Les opportunités sont telles que les appétits s'aiguisent rapidement. Par exemple, l'opérateur téléphonique américain Sprint cherche a profiter de la vogue actuelle, en multipliant les partenariats pour tenter de construire une offre complète. Celle-ci s'étend des plus petits détails – dont le verrouillage de certaines fonction des téléphones au volant (SMS et autres) – jusqu'à des solutions intégrant, entre autres, la surveillance de la santé du véhicule et des services d'assistance, avec une touche de connexion aux réseaux sociaux pour attirer les jeunes…

Des visions plus futuristes commencent également à émerger. C'est le cas, notamment, du prototype de montre connectée que vient de présenter Nissan. Capable à la fois de surveiller l'état du véhicule mais aussi la santé du conducteur (capture du rythme cardiaque et, à terme, électrocardiogramme, électroencéphalogramme…), le déploiement est initialement envisagé pour une gamme sportive du constructeur mais il pourrait bien arriver un jour pour l'automobiliste lambda (si la voiture autonome ne prend pas le pouvoir avant, toutefois).

Smartwatch de Nissan

Dans un autre registre, deux développeurs ont imaginé et conçu, à l'occasion du hackathon préliminaire à la conférence Disrupt de TechCrunch, une application dont l'objectif est de capturer une séquence vidéo, soit à la demande du conducteur, soit en cas d'événement spécifique (par exemple le déclenchement d'ouverture des airbags).

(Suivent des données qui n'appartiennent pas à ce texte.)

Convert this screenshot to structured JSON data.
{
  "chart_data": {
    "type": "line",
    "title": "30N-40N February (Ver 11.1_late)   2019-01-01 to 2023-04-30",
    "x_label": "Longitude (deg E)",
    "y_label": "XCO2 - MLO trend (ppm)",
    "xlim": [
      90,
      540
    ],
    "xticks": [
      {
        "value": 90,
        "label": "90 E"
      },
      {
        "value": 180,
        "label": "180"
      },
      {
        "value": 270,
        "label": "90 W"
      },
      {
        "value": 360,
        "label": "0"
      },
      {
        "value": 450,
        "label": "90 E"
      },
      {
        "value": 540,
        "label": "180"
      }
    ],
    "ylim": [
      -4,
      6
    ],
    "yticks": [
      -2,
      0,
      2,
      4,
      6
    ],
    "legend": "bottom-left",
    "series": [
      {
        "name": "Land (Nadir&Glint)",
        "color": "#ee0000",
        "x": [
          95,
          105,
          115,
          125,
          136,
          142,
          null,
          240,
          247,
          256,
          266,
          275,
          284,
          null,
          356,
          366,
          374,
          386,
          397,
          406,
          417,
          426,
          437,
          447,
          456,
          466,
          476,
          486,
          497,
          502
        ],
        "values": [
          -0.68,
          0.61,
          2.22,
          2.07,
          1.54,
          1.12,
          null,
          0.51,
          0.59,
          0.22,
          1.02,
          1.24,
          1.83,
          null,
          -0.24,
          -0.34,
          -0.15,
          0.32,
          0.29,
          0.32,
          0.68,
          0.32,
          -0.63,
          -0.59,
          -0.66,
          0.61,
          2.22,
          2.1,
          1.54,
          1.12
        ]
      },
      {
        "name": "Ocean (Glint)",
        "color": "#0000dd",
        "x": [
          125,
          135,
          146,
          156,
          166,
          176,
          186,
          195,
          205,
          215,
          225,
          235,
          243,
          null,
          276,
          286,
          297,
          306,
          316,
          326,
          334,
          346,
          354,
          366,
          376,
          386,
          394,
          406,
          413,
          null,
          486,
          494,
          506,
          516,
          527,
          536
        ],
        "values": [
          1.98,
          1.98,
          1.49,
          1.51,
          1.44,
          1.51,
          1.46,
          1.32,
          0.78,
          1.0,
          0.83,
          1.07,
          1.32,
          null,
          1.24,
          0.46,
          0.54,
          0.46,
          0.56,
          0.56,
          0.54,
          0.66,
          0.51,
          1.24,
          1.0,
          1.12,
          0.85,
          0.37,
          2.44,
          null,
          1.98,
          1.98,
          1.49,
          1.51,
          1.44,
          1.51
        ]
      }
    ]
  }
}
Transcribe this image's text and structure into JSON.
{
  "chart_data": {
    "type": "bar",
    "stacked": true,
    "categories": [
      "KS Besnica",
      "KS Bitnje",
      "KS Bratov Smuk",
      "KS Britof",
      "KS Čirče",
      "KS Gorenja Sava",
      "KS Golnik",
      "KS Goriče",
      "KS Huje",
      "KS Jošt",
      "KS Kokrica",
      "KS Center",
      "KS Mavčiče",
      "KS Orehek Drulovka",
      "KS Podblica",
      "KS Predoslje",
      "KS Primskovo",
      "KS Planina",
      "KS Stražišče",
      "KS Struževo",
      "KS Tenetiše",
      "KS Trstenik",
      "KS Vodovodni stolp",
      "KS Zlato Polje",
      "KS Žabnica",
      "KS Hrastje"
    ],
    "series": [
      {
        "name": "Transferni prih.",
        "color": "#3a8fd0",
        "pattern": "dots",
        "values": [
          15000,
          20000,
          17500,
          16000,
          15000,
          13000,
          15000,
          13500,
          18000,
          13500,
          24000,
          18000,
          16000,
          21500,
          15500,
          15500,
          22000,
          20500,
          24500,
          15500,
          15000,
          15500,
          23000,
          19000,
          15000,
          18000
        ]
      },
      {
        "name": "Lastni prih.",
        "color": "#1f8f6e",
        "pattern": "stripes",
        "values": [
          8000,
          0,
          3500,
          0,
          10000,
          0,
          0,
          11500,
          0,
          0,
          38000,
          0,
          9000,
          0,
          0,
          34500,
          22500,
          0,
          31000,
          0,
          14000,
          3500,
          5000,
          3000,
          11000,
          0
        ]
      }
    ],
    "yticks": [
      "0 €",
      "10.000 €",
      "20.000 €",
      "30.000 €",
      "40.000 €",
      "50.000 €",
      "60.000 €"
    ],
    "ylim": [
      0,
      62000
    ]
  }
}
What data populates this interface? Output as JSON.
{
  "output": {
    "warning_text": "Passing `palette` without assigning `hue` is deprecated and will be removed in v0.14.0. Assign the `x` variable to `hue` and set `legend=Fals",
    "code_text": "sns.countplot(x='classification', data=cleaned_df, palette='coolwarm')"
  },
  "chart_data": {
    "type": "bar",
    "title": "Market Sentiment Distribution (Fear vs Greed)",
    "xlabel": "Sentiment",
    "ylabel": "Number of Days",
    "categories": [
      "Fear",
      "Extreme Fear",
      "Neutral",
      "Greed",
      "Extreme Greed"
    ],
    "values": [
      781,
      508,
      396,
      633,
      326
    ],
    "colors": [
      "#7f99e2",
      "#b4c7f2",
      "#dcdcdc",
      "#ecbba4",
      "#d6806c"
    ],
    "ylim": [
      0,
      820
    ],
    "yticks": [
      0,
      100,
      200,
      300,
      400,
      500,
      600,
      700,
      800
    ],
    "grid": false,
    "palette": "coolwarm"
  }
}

Cette idée exploite simplement les caméras embarquées dans un nouveau modèle de Chevrolet, avec les APIs (interfaces de programmation) fournies par le constructeur : ces capacités, encore rares, vont certainement se répandre à court ou moyen terme.

Ces exemples devraient inspirer les compagnies (surtout françaises) qui hésitent à adopter un modèle de prix modulé selon le comportement. Il ne s'agit (évidemment) pas du seul cas d'utilisation possible de la "télématique". En particulier, sans même aborder les bénéfices pour la prévention des risques, les mises en œuvre sur smartphone représentent pour elles une occasion incomparable de – finalement  ! – renforcer leur présence sur les mobiles de leurs clients, tout en maîtrisant leurs coûts d'implémentation.